A secure admin installation has two parts: a root-owned config (tamper-proof policy) and protected scripts (the code that enforces it). A root-owned config alone is not sufficient — if the agent can modify sandbox-lib.sh, it can bypass any config.

Step 1: Install scripts and config

# Install to the default admin prefix (/app — matches _ADMIN_DIR
# in sandbox-lib.sh). Puts agent-sandbox in /app/bin/ and runtime
# files in /app/lib/agent-sandbox/.
sudo make install PREFIX=/app

# Start from the minimal admin skeleton (not the full user config).
# Only set what you want to ENFORCE — users control everything else.
sudo cp /app/lib/agent-sandbox/sandbox-admin.conf /app/lib/agent-sandbox/sandbox.conf
sudo $EDITOR /app/lib/agent-sandbox/sandbox.conf

The install ships three config files:

File Purpose
sandbox.conf Admin enforcement baseline (replace with sandbox-admin.conf skeleton)
sandbox.conf.template Full user config, auto-deployed to ~/.config/agent-sandbox/sandbox.conf on first run. Never modified by admins — ensures users always get the complete documented config.
sandbox-admin.conf Minimal skeleton with only enforcement knobs. Copy over sandbox.conf to use as admin baseline.

The Makefile handles directory creation, permissions, and the agent-sandbox symlink. If your site uses a different prefix (e.g. /usr/local), change _ADMIN_DIR in sandbox-lib.sh to match.

On first run, users automatically get sandbox.conf (from sandbox.conf.template) and agent templates (agent.md, settings.json) in ~/.config/agent-sandbox/. On upgrade, unmodified copies are silently updated; user-edited files are preserved with a message pointing to the new version. Users customize via sandbox.conf, user.conf, and conf.d/*.conf. Agent overlays run in subshells, so mutations to permission globals are structurally impossible — per-agent profiles cannot bypass admin-enforced policy.

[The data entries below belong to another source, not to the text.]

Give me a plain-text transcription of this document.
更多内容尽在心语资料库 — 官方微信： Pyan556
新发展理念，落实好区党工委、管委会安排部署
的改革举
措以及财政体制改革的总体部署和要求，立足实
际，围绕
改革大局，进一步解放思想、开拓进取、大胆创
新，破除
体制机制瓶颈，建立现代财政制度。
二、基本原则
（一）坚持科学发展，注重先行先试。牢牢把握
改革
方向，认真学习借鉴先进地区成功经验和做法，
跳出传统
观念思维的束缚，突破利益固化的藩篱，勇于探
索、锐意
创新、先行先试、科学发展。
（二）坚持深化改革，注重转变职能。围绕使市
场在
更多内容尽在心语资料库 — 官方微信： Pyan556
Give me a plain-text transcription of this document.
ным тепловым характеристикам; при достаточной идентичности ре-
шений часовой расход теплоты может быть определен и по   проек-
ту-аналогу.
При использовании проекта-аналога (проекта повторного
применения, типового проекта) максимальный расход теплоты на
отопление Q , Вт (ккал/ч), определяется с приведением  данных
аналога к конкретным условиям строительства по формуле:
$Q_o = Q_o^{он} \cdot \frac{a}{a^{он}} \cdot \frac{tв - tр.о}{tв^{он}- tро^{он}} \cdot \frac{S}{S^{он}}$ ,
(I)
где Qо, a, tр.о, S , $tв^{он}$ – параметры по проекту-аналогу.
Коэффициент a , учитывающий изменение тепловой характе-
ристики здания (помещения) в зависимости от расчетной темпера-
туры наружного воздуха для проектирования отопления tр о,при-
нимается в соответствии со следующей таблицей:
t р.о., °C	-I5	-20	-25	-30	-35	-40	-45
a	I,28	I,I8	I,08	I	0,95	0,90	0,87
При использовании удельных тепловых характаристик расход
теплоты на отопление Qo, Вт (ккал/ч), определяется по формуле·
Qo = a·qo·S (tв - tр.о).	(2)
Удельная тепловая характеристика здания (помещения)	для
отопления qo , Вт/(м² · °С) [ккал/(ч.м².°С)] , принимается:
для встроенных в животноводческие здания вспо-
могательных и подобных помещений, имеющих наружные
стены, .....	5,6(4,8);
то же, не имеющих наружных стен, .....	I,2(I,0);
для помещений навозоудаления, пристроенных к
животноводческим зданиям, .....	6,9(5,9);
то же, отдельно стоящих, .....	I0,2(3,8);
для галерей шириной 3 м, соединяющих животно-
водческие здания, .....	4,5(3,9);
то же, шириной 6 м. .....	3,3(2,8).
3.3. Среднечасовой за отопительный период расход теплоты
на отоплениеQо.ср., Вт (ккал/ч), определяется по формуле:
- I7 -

Each agent profile directory (agents/<name>/) follows a file contract:

File Purpose
config.conf Declarative metadata only — env vars, auth markers, and paths the agent uses. Read for startup warnings; MUST NOT modify sandbox permissions.
overlay.sh Mechanical config merge (e.g., merge CLAUDE.md, create settings.json) and env-var exports. Runs in a subshell — mutations to permission globals cannot reach the parent.
agent.md Sandbox-awareness instructions injected into the agent's context
settings.json Agent-specific settings template (optional, agent-dependent)

Permissions live in the sandbox configuration layer. HOME_WRITABLE, HOME_READONLY, BLOCKED_FILES, BLOCKED_ENV_VARS, and ALLOWED_ENV_VARS are set by the admin config (/app/lib/agent-sandbox/sandbox.conf), the user config (~/.config/agent-sandbox/sandbox.conf or user.conf), and per-project overrides (conf.d/*.conf) — each layer adds to the previous. Admin-enforced entries cannot be weakened by user config or by any agent profile.

What this protects

Component bwrap/firejail Landlock
Admin config (/app/lib/agent-sandbox/sandbox.conf) Protected (root-owned, enforced via subprocess isolation) Protected (root-owned, enforced via subprocess isolation)
Sandbox scripts (sandbox-lib.sh, backends/) Protected (root-owned + read-only inside sandbox via mount namespace) Protected (root-owned at /app/lib/agent-sandbox/). ~/.config/agent-sandbox/ contains only user data, not scripts.
User config (user.conf, conf.d/) Cannot weaken admin policy (subprocess isolation + policy merge) Cannot weaken admin policy (subprocess isolation + policy merge)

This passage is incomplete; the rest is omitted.